No existen palabras, pequeña
mía, para que pueda expresar qué sentí cuando al fin dejaste de ser interrogante
para formar parte de una bellísima y casi mágica realidad.
¡Cómo temblaban mis brazos ante
el milagro de la vida que nos arrebata seres queridos, por un lado, y nos
compensa, por otro, con esa savia nueva que son los nietos, que eres tu, vida
mía! Savia que nos devuelve alegría, ilusión, proyectos y un gran derroche de
ternura y amor
Ayer, no conocía el color de tu
pelo, ni el sonido de tu llanto, ni el tacto de tu piel... Hoy, ya estás aquí.

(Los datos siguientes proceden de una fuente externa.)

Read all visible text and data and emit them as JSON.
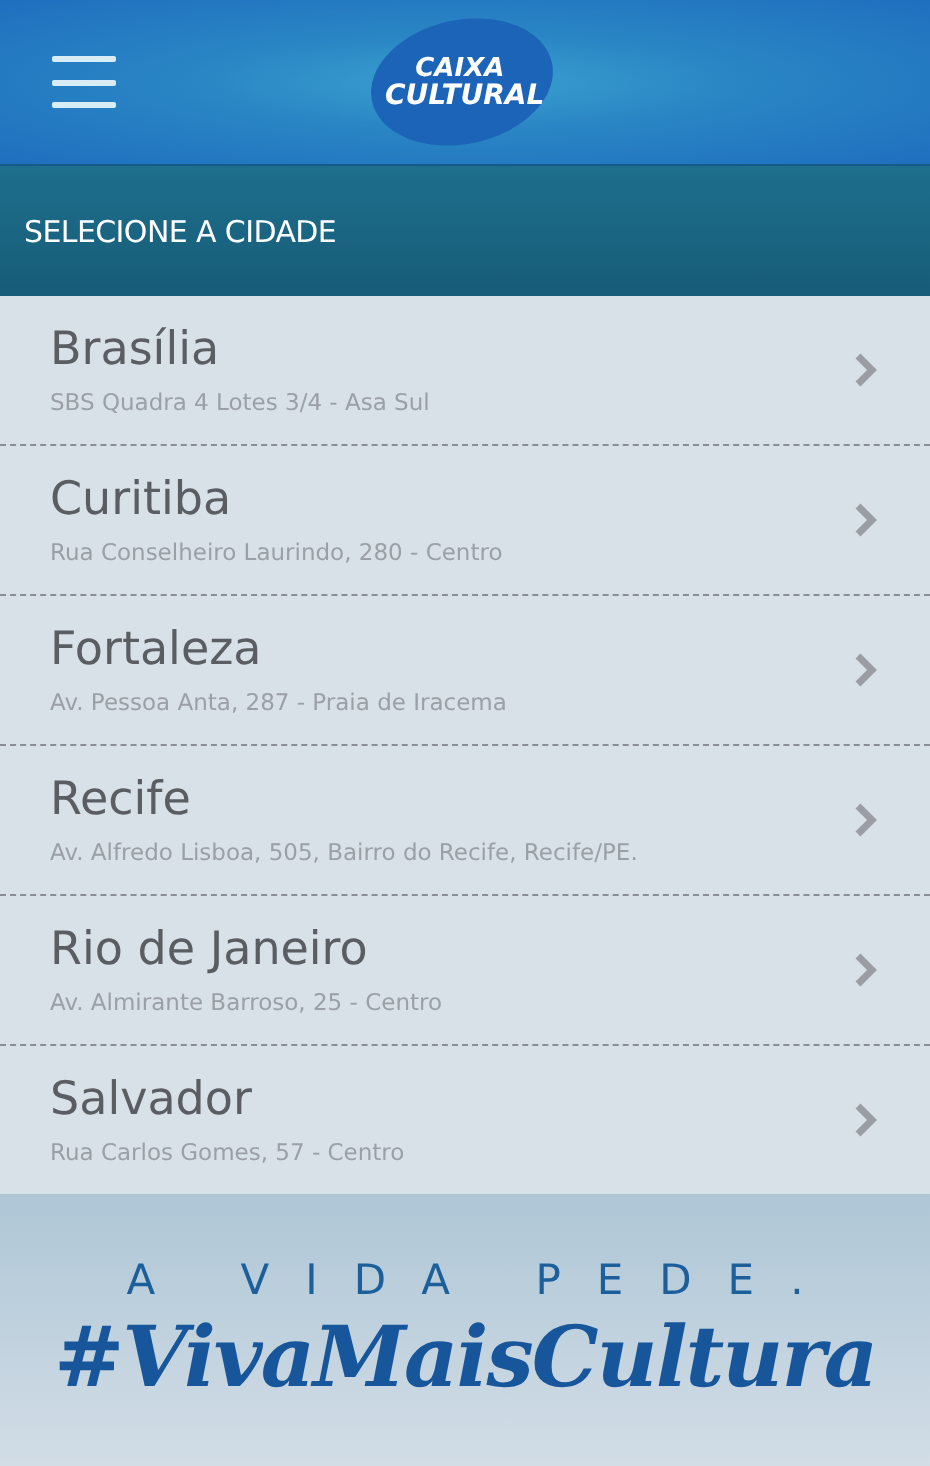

Te puedo acunar entre mis brazos, te puedo sentir en ese corazón que late al
unísono del mío, cuando te aprieto junto a mi pecho en un deseo de fundirme contigo
¡Cuántas interrogantes acerca
de tu futuro me nacen y me crecen en los adentros! No obstante, te veo luz destellante,
estrella que has caído justo aquí en esta familia que con los brazos abiertos,
desde el mimo día que supo de tu existencia, te esperaba impaciente renovando
ilusiones y contando momentos.
Mi preciosa niña, doy gracias a
tus padres, a Dios, por tener la dicha de engendrarte, acariciarte, y sentir
que soy la mujer más joven del mundo porque tú eres una hija más que me ha
nacido en este jardín del amor donde las semillas caídas jamás se pierden:
crecen y se multiplican. Me emocionan y conmueven los acontecimientos del
mundo, la turbia mirada de los ancianos, la limpia mirada de los pequeños, la
fragancia de mis jazmines...
Sí, más que nunca, hoy, y te lo
debo a ti, ternura que me sale a flor de labios y se trueca besos que quisiera
entronizar en suspiros del viento para que se esparcieran por todo el mundo en
un glorioso e inacabado aleluya
Vuelve la vida, siempre, y su
retorno puede ser música para un bello poema. Vuelve el otoño, siempre.